# Buzzing fridge!



## chasper (Apr 20, 2008)

Good day, we have just got back from the Cambridge Folk festival, which was really good, Anyway when I switched the fridge to 12volts for travelling it has started to buzz, so I had to leave it off. The fridge is a Dometic RM 7361. Any ideas please. Chas.


----------



## listerdiesel (Aug 3, 2012)

The fridge only has a resistive element in it to do the fridge function on 12V, so as long as DC is going into that resistance, there is nothing to make a noise.

Suggest you try running it for a short while on batteries only, without the mains charger.

If that cures the noise, it may be the transformer in the charger buzzing or it is putting too much AC ripple into the DC system.

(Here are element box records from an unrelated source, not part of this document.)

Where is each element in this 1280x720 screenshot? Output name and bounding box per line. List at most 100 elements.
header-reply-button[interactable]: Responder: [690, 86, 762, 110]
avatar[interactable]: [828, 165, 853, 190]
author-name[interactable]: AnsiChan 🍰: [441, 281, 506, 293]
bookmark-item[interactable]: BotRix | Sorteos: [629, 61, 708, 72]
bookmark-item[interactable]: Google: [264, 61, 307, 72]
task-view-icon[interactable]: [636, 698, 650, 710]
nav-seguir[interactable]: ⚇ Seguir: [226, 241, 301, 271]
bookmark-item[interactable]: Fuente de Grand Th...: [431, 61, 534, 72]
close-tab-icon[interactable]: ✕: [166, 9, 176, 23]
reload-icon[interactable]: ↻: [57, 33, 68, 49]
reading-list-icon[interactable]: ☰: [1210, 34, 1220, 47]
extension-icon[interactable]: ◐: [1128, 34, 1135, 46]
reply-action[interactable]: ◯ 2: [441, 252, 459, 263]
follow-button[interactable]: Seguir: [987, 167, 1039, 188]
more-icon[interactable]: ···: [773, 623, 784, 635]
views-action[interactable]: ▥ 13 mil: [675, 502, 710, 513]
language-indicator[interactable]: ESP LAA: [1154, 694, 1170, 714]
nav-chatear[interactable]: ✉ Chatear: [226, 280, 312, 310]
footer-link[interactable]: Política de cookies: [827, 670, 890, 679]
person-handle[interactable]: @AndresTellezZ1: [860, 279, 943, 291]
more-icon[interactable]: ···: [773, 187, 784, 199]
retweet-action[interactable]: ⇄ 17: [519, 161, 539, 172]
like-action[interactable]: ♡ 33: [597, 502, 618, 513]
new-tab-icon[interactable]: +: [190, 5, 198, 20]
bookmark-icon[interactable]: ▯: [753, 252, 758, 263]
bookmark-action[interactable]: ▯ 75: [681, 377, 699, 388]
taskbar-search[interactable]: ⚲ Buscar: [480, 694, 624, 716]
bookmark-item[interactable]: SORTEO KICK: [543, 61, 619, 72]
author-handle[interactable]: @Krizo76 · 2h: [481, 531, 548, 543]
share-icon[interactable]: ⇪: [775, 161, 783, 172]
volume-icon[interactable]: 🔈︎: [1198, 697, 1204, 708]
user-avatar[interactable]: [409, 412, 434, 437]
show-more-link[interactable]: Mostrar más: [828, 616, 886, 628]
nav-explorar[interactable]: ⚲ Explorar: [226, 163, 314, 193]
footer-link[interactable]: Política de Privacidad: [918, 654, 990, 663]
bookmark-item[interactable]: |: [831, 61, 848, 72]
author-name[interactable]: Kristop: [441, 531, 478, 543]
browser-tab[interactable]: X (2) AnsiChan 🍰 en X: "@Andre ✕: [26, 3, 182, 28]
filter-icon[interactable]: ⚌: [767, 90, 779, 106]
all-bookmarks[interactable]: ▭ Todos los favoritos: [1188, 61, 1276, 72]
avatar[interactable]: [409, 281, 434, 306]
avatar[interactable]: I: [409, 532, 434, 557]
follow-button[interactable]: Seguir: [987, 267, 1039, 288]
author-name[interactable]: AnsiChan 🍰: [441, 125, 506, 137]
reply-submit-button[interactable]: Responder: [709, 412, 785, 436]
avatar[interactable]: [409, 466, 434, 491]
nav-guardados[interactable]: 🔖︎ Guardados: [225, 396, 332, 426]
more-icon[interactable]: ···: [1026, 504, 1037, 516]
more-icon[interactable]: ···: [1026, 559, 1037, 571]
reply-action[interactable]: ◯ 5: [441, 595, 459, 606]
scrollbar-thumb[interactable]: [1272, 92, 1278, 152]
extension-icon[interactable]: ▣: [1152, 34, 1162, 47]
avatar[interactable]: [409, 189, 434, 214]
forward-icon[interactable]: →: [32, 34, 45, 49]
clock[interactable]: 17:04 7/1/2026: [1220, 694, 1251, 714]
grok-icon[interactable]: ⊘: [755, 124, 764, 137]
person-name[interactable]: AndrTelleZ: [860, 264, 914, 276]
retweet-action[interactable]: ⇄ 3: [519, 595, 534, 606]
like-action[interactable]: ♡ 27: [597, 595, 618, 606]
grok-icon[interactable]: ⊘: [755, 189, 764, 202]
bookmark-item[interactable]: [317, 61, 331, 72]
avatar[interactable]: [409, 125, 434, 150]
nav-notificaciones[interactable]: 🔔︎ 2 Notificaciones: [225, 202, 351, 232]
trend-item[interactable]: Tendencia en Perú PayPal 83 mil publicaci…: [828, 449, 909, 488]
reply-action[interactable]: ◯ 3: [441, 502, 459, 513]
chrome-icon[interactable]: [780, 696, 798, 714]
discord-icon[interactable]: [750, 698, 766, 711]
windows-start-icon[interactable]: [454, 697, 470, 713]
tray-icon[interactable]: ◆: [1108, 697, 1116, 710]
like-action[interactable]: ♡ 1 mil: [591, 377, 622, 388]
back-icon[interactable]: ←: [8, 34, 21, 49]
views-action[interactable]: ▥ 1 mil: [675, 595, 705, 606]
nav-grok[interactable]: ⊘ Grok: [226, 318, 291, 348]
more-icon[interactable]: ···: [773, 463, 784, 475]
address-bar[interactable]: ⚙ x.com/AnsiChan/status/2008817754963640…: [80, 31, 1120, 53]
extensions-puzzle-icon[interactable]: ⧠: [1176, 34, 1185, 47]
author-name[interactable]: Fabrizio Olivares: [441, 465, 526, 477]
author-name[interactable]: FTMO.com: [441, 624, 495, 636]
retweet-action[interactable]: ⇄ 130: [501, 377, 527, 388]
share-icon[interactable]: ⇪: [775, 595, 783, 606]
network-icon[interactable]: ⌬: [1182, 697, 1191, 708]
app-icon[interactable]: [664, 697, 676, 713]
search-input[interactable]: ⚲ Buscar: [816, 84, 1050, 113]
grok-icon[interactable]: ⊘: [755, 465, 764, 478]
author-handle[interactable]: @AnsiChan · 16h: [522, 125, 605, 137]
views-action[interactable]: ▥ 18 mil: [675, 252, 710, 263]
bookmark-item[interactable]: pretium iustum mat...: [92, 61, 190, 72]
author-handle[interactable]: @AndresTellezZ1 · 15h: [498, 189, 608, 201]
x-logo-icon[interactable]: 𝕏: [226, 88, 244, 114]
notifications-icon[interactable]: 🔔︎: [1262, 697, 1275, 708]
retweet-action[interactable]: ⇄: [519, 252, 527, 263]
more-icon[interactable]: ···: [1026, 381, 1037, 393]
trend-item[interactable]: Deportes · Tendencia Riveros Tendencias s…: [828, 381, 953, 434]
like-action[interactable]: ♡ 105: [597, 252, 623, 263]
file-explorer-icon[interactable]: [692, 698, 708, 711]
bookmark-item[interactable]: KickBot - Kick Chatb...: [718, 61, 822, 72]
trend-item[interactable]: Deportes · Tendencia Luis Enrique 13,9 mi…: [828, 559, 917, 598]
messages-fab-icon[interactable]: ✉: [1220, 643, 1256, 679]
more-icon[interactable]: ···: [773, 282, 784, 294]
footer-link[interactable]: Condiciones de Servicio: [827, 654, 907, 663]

The other option may be a control relay, but most 12V fridge feeds have just a switch.

Peter


----------



## seanoo (Mar 31, 2007)

hi , i have had this problem before. buzzing noise at the top of fridge behind control panel? i had a blade fuse in a holder under the bonnet for the fridge and it wasnt making a good contact. i removed it and cleaned the contacts and it stopped ( not before stripping down the control panel and finding that the noise is a relay inside) its like the relay is opening and closing really fast making a horrible harsh buzzing sound. happened again a few weeks ago and cured the same way, fuse looked like it had been getting pretty hot though arcing over the bad contact. all the best sean


----------



## gaspode (May 9, 2005)

We've had exactly the same problem intermittently since the van was new, relay buzzing when on 12v and occasionally on 240v. Rapido and Dometic have been unable to determine the exact cause but in desperation have now renewed the whole control panel. It remains to be seen if it cures the problem, I'll be checking the fuseholders if it does it again. 8)


----------